Ai primi di Maggio, sono stati sparati colpi di arma da fuoco dalla Guardia costiera libica che hanno causato il ferimento del comandante di un peschereccio di Mazara del Vallo che operava a 35 miglia da Misurata. Per non parlare dei 108 giorni di prigionia dell’equipaggio di un peschereccio catturato al largo di Bengasi per la cui liberazione il generale Haftar ha preteso la visita del nostro Ministro degli Esteri e del Presidente del Consiglio in segno di implicito riconoscimento del governo ribelle. Ma per i pescatori siciliani anche le acque del Mediterraneo centrale sono sempre più agitate. Due settimane fa, i pescherecci italiani sono stati presi a colpi di pietra nella zona di mare tra Turchia e Siria.

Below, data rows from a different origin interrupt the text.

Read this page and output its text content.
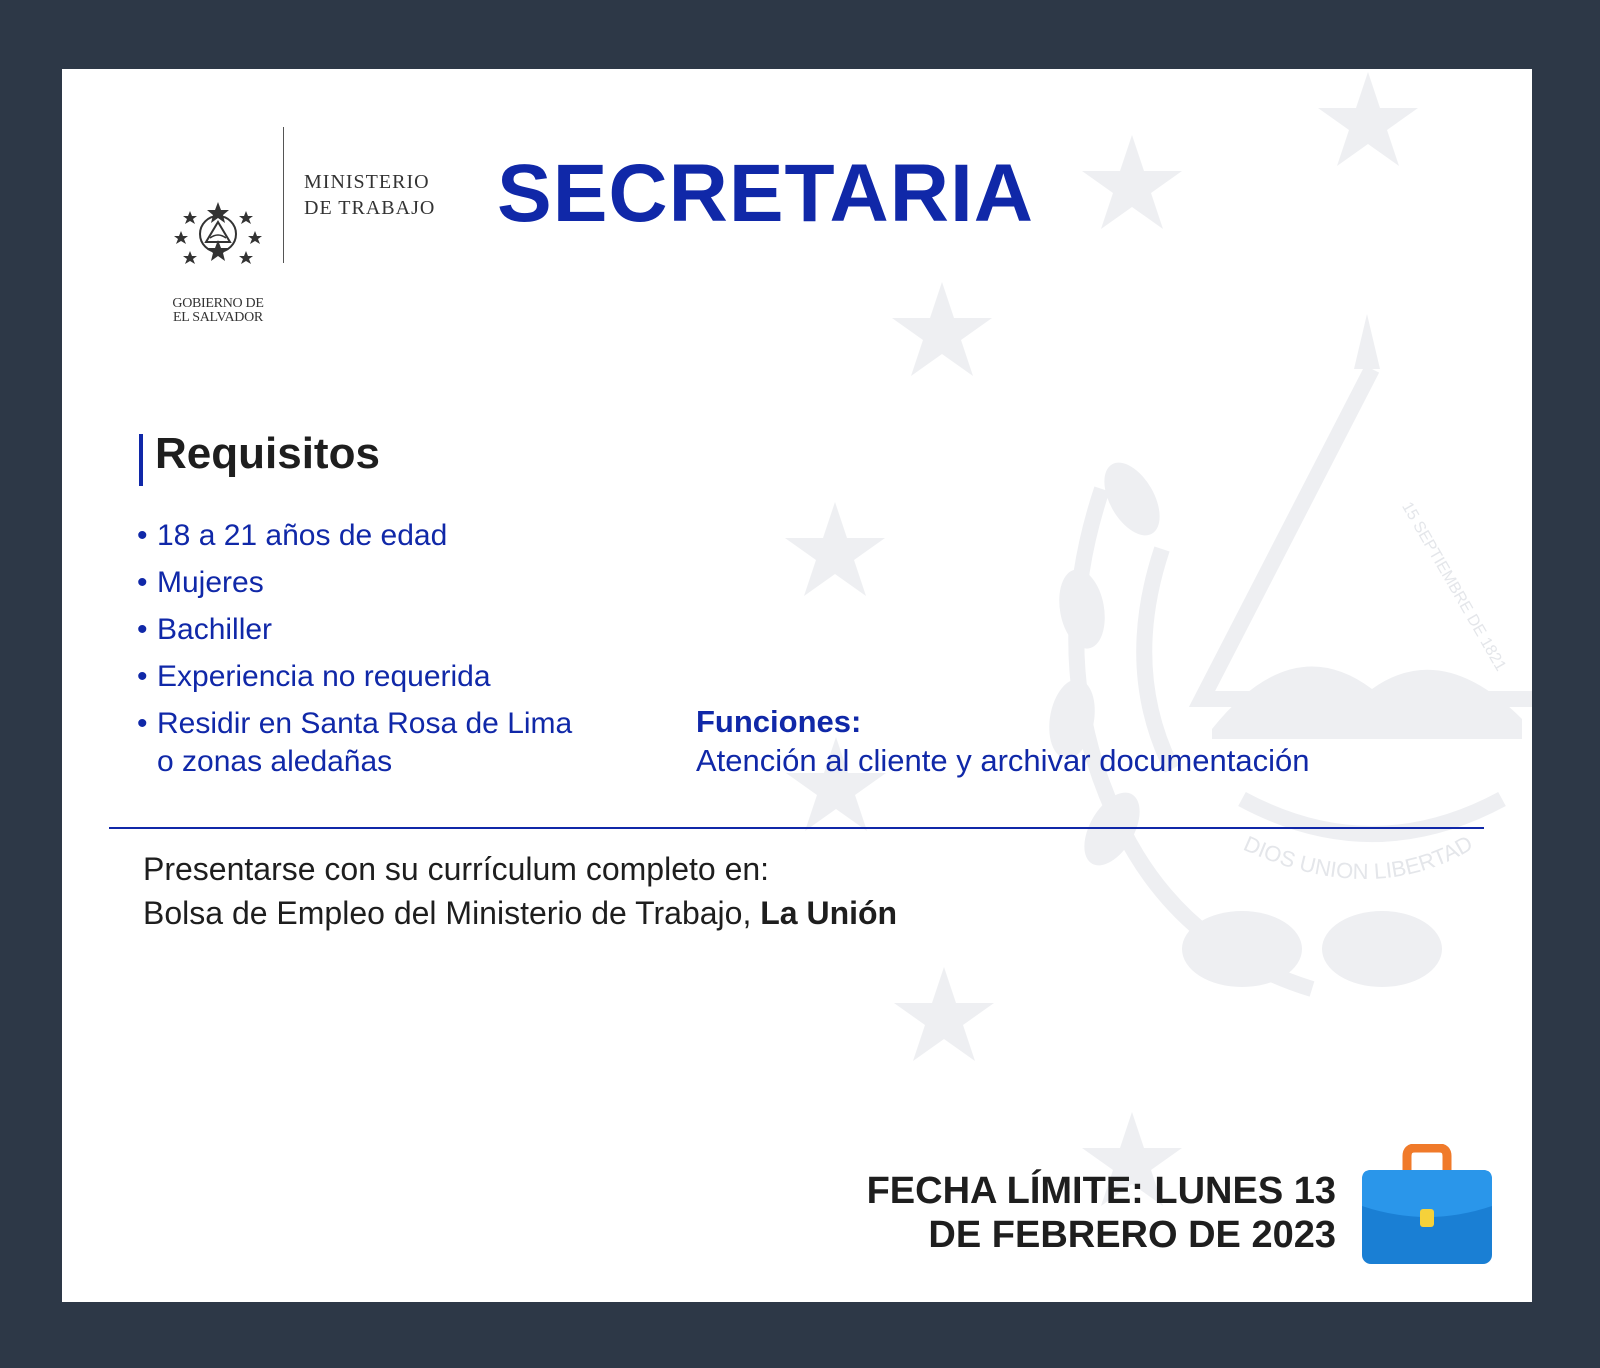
DIOS UNION LIBERTAD
15 SEPTIEMBRE DE 1821
GOBIERNO DE
EL SALVADOR
MINISTERIO
DE TRABAJO SECRETARIA
Requisitos
• 18 a 21 años de edad
• Mujeres
• Bachiller
• Experiencia no requerida
• Residir en Santa Rosa de Lima o zonas aledañas
Funciones:
Atención al cliente y archivar documentación
Presentarse con su currículum completo en:
Bolsa de Empleo del Ministerio de Trabajo, La Unión
FECHA LÍMITE: LUNES 13
DE FEBRERO DE 2023
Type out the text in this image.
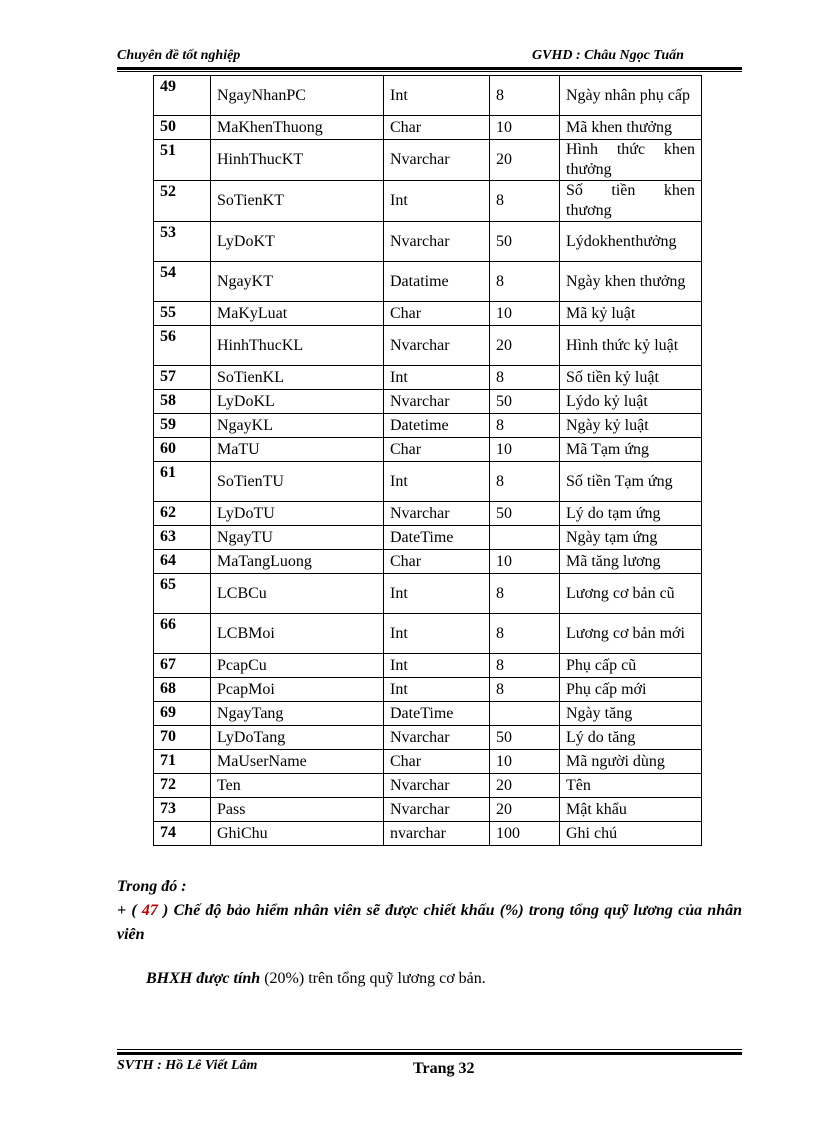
Chuyên đề tốt nghiệp	GVHD : Châu Ngọc Tuấn
49	NgayNhanPC	Int	8	Ngày nhân phụ cấp
50	MaKhenThuong	Char	10	Mã khen thưởng
51	HinhThucKT	Nvarchar	20	Hình thức khen thưởng
52	SoTienKT	Int	8	Số tiền khen thương
53	LyDoKT	Nvarchar	50	Lýdokhenthưởng
54	NgayKT	Datatime	8	Ngày khen thưởng
55	MaKyLuat	Char	10	Mã kỷ luật
56	HinhThucKL	Nvarchar	20	Hình thức kỷ luật
57	SoTienKL	Int	8	Số tiền kỷ luật
58	LyDoKL	Nvarchar	50	Lýdo kỷ luật
59	NgayKL	Datetime	8	Ngày kỷ luật
60	MaTU	Char	10	Mã Tạm ứng
61	SoTienTU	Int	8	Số tiền Tạm ứng
62	LyDoTU	Nvarchar	50	Lý do tạm ứng
63	NgayTU	DateTime		Ngày tạm ứng
64	MaTangLuong	Char	10	Mã tăng lương
65	LCBCu	Int	8	Lương cơ bản cũ
66	LCBMoi	Int	8	Lương cơ bản mới
67	PcapCu	Int	8	Phụ cấp cũ
68	PcapMoi	Int	8	Phụ cấp mới
69	NgayTang	DateTime		Ngày tăng
70	LyDoTang	Nvarchar	50	Lý do tăng
71	MaUserName	Char	10	Mã người dùng
72	Ten	Nvarchar	20	Tên
73	Pass	Nvarchar	20	Mật khẩu
74	GhiChu	nvarchar	100	Ghi chú
Trong đó :
+ ( 47 ) Chế độ bảo hiểm nhân viên sẽ được chiết khấu (%) trong tổng quỹ lương của nhân viên
BHXH được tính (20%) trên tổng quỹ lương cơ bản.
SVTH : Hồ Lê Viết Lâm	Trang 32
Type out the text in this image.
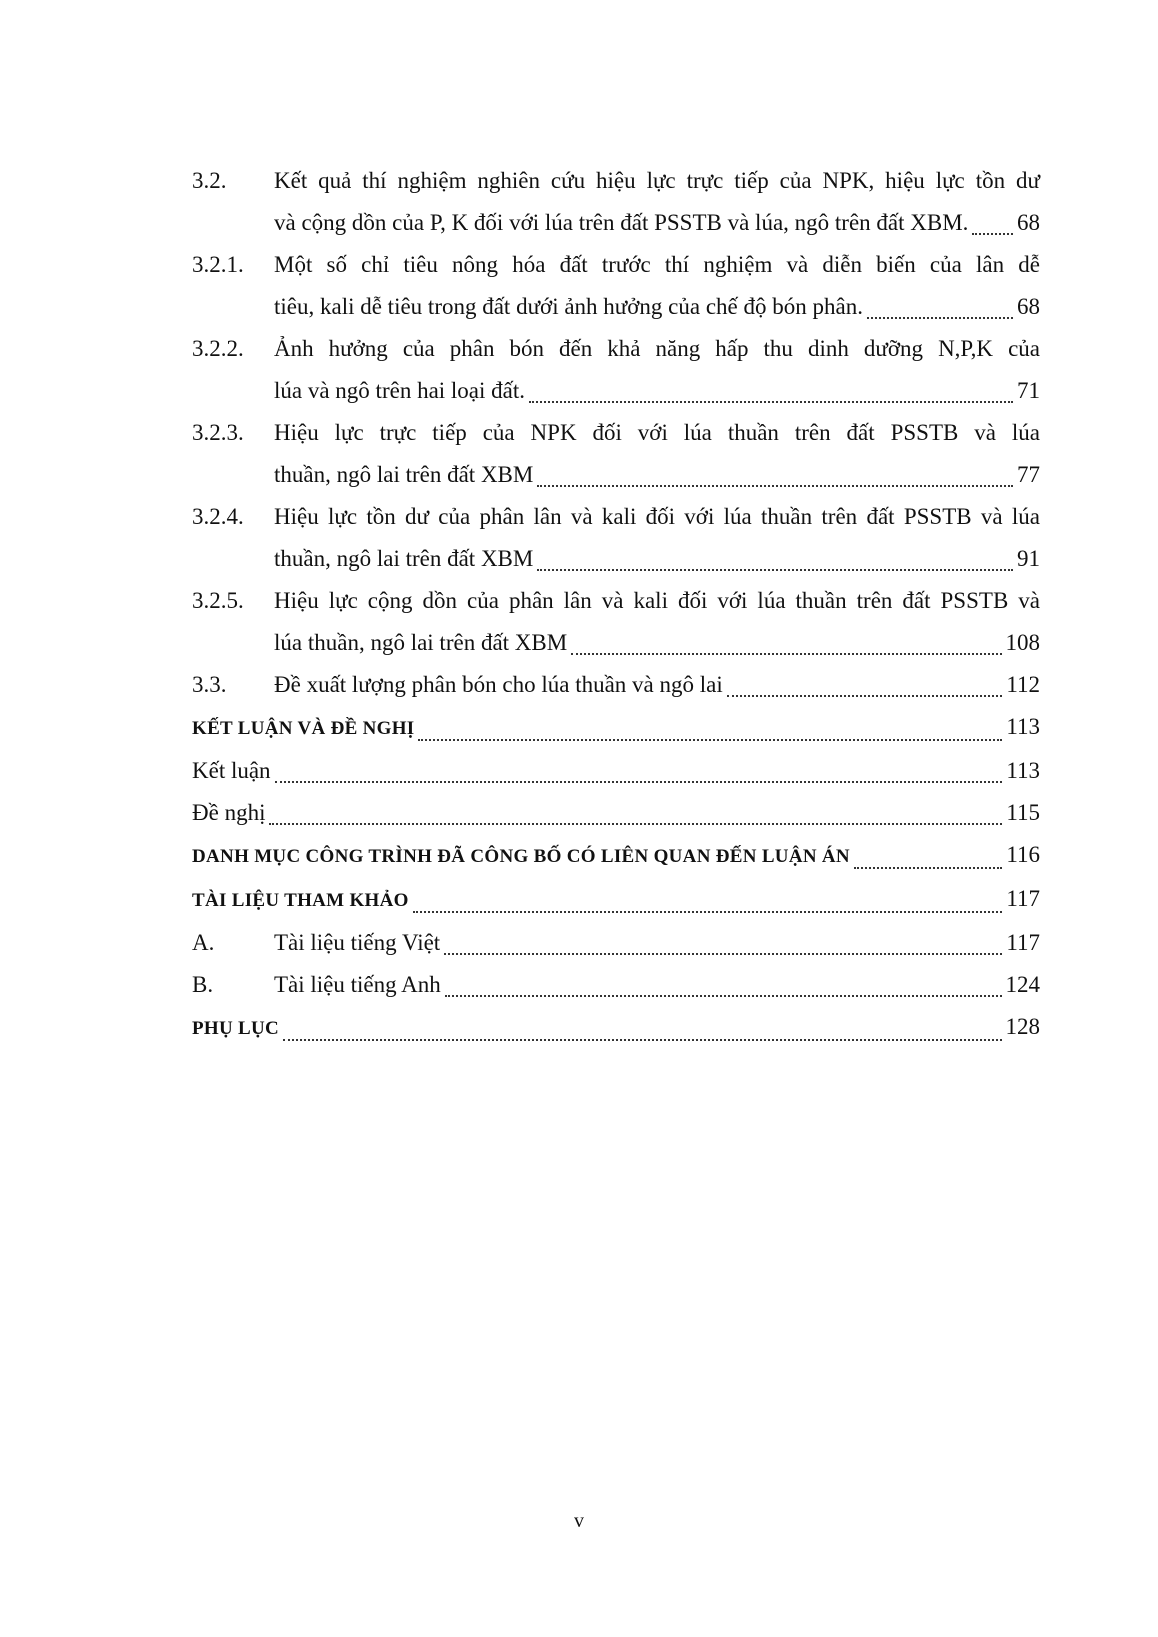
3.2.	Kết quả thí nghiệm nghiên cứu hiệu lực trực tiếp của NPK, hiệu lực tồn dư
và cộng dồn của P, K đối với lúa trên đất PSSTB và lúa, ngô trên đất XBM. 68
3.2.1.	Một số chỉ tiêu nông hóa đất trước thí nghiệm và diễn biến của lân dễ
tiêu, kali dễ tiêu trong đất dưới ảnh hưởng của chế độ bón phân.	68
3.2.2.	Ảnh hưởng của phân bón đến khả năng hấp thu dinh dưỡng N,P,K của
lúa và ngô trên hai loại đất.	71
3.2.3.	Hiệu lực trực tiếp của NPK đối với lúa thuần trên đất PSSTB và lúa
thuần, ngô lai trên đất XBM	77
3.2.4.	Hiệu lực tồn dư của phân lân và kali đối với lúa thuần trên đất PSSTB và lúa
thuần, ngô lai trên đất XBM	91
3.2.5.	Hiệu lực cộng dồn của phân lân và kali đối với lúa thuần trên đất PSSTB và
lúa thuần, ngô lai trên đất XBM	108
3.3.	Đề xuất lượng phân bón cho lúa thuần và ngô lai	112
KẾT LUẬN VÀ ĐỀ NGHỊ	113
Kết luận	113
Đề nghị	115
DANH MỤC CÔNG TRÌNH ĐÃ CÔNG BỐ CÓ LIÊN QUAN ĐẾN LUẬN ÁN	116
TÀI LIỆU THAM KHẢO	117
A.	Tài liệu tiếng Việt	117
B.	Tài liệu tiếng Anh	124
PHỤ LỤC	128
v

Si è trattato di una mini battaglia navale per cui i pescherecci italiani ancora una volta sono stati costretti alla ritirata malgrado poco lontano si trovasse una nave della Marina militare italiana che è intervenuta per fermare le aggressioni dei nostri pescatori. “Adesso – dichiara uno degli aggrediti – davvero non sappiamo più dove andare a pescare” ma la Difesa italiana ha dato un’altra versione dell’episodio: “Fino a prova contraria quello al largo di Cipro è un incidente che è stato frenato e gestito dalla Guardia costiera turca”.

In effetti, come dice esplicitamente il Ministro della Difesa, Guerini “quella della territorializzazione del Mediterraneo è una tendenza preoccupante che se non venisse contrastata tempestivamente potrebbe vedere i nostri diritti lesi in termini di sfruttamento delle risorse marine e per la loro tutela”. “Ogni Stato – dicono alla Difesa – a partire dalla Libia, inizia a difendere il mare come fosse un pezzo di terra, anche se non ci sia un riconoscimento internazionale delle sue richieste”.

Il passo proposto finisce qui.